The Gemini 2360 Surface Area Analyser measures the surface area of samples by making use of the Brunauer-Emmett-Teller (BET) theory. Granulated or powdered samples are first purged of adsorbed water by heating under a stream of helium for several hours, using a Micromeritics FlowPrep 060. The purged samples are then evacuated and cooled using liquid nitrogen, before nitrogen gas is admitted to the sample vial and an identical empty vial. A differential pressure transducer measures the imbalance in pressure between the sample and blank vials, caused by the adsorption of gas onto the sample surface. The system uses this data to calculate the number of molecules of nitrogen required to form a monolayer on the sample surface and, since the molecular dimension of nitrogen are known, calculates the surface area of the sample in square metres per gram.
The X-ray diffraction laboratory deals with classic geological problems such as soil lithography and mineral phase identification, using two diffractometers: a Philips PW1730 and a Bruker D8Advance, with a 9 position sample changer which allows us to run batches of standard powder diffraction samples.
The Bruker is fitted with a Göbel mirror which focuses the X-ray beam, giving us beam intensity comparable to first generation synchrotron. It is this beam intensity that allows us to perform reflectometry experiments, measuring the X-rays reflected from mineral surfaces to deduce surface roughness.
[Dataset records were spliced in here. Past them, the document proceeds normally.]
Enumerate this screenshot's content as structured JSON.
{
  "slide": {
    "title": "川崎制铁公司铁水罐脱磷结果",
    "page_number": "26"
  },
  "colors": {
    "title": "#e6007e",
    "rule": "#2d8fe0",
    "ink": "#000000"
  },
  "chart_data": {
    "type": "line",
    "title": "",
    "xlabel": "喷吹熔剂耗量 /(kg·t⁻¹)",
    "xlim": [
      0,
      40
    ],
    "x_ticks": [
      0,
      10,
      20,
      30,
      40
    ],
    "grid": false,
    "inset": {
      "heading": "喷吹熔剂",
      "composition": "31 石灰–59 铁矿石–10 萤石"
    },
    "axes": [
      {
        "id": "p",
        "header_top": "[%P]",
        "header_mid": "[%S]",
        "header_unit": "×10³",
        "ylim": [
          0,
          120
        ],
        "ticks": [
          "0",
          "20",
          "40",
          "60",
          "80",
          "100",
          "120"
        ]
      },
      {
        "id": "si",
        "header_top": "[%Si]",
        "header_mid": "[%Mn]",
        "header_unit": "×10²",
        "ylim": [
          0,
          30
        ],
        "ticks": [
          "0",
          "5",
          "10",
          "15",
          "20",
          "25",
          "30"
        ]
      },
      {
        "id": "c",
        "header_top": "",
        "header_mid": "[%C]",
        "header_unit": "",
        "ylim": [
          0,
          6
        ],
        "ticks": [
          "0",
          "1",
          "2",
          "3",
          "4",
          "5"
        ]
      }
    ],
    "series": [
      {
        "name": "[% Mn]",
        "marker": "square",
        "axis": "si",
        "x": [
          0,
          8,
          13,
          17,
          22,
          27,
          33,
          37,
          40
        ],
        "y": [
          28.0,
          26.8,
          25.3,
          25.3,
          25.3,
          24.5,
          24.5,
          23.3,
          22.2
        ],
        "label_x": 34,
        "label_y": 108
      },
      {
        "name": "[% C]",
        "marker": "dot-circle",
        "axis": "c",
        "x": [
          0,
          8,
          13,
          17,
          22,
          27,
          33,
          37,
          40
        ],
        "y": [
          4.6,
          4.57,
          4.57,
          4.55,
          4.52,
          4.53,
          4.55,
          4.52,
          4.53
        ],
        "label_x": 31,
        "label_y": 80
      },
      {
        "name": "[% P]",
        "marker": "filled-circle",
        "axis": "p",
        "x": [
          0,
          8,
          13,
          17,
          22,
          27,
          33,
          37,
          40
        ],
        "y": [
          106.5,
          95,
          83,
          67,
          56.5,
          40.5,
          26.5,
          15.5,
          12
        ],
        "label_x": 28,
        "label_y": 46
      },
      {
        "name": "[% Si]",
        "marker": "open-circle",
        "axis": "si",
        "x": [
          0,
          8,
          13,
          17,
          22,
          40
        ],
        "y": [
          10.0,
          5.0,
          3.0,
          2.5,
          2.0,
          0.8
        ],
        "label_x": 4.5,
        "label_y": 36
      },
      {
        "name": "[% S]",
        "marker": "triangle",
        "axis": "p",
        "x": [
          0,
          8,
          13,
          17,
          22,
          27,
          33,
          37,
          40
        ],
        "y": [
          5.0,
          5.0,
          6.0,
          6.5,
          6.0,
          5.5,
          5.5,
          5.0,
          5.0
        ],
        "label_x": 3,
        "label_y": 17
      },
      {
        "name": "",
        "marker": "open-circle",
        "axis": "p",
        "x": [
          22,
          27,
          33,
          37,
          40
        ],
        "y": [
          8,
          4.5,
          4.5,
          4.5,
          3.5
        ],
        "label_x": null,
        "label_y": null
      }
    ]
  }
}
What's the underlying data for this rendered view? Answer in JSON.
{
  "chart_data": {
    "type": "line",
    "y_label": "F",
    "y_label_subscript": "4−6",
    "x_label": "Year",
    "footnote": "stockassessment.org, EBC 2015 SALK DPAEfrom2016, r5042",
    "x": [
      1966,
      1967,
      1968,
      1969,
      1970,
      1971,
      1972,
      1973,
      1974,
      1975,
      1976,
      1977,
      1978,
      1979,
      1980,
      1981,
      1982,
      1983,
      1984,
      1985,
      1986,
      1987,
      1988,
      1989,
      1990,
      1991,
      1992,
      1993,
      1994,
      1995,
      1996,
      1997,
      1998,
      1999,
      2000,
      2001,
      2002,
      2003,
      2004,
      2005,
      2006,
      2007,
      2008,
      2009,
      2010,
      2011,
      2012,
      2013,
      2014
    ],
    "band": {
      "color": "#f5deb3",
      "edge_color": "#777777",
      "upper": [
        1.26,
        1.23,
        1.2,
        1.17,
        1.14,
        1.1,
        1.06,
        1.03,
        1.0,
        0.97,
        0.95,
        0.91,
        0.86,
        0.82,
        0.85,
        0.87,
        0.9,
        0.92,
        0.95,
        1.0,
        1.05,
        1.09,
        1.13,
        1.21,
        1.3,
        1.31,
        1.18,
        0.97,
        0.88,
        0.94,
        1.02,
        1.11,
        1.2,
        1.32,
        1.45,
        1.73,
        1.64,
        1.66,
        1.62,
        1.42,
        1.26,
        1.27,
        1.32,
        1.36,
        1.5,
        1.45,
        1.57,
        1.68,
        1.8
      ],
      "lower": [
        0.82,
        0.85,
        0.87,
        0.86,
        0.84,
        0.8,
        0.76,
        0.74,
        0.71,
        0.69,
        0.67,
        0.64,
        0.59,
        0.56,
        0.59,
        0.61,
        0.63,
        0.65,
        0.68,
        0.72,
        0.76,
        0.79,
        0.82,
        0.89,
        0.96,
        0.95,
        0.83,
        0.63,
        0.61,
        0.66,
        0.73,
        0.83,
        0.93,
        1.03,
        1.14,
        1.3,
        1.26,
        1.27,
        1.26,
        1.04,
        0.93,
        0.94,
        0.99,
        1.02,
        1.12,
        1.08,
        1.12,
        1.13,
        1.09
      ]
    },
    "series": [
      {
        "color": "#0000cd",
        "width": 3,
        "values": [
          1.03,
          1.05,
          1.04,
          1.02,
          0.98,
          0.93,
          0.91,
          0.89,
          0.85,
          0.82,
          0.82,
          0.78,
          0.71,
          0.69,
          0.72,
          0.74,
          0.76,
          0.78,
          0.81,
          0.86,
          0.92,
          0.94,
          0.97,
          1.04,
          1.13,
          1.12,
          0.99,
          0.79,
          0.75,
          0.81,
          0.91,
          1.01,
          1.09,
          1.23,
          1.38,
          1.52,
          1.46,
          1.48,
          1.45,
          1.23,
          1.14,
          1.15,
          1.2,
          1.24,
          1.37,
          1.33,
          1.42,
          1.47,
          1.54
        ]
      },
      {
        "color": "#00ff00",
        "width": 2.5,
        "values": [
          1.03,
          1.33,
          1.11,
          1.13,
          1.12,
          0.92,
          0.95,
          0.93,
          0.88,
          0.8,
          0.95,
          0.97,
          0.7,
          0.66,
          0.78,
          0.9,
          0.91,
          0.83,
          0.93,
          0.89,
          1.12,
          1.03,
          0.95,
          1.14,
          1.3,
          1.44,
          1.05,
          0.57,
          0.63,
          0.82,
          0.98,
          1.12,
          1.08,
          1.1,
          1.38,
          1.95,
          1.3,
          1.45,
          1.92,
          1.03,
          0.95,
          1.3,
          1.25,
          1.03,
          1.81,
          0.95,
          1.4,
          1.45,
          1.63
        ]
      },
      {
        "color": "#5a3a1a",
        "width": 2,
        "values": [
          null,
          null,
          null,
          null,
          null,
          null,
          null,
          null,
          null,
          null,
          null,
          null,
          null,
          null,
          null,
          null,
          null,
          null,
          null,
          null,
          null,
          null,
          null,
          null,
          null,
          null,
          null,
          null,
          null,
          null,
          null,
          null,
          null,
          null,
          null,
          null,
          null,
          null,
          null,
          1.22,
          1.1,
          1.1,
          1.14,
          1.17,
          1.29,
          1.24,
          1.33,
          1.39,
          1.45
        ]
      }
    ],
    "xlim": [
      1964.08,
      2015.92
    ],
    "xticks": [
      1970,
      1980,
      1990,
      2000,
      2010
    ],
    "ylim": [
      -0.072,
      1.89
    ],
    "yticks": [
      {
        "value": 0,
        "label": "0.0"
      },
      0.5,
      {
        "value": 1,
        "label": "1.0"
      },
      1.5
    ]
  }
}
We can also collect diffraction patterns from non-powdered samples, for example those too precious to powder, such as meteorites and archaeological samples.
Since the diffractometer is in theta-theta geometry, we can take further advantage of the precise control over sample height afforded us by the reflectometry stage to perform depth profiling of the surface 1-2 μm of samples, by varying the incident angle of the X-ray beam and hence the X-ray penetration depth.
These XRD patterns were collected using the PW1730. The patterns demonstrate that while the presence of PVS scale inhibitor during barite precipitation leads to widely differing morphology (shown in the accompanying SEM micrographs), the crystal structure is essentially the same, save for those changes in orientation, and hence peak intensity, which give rise to the shape of the particulates.
Our facilities are available for commercial use.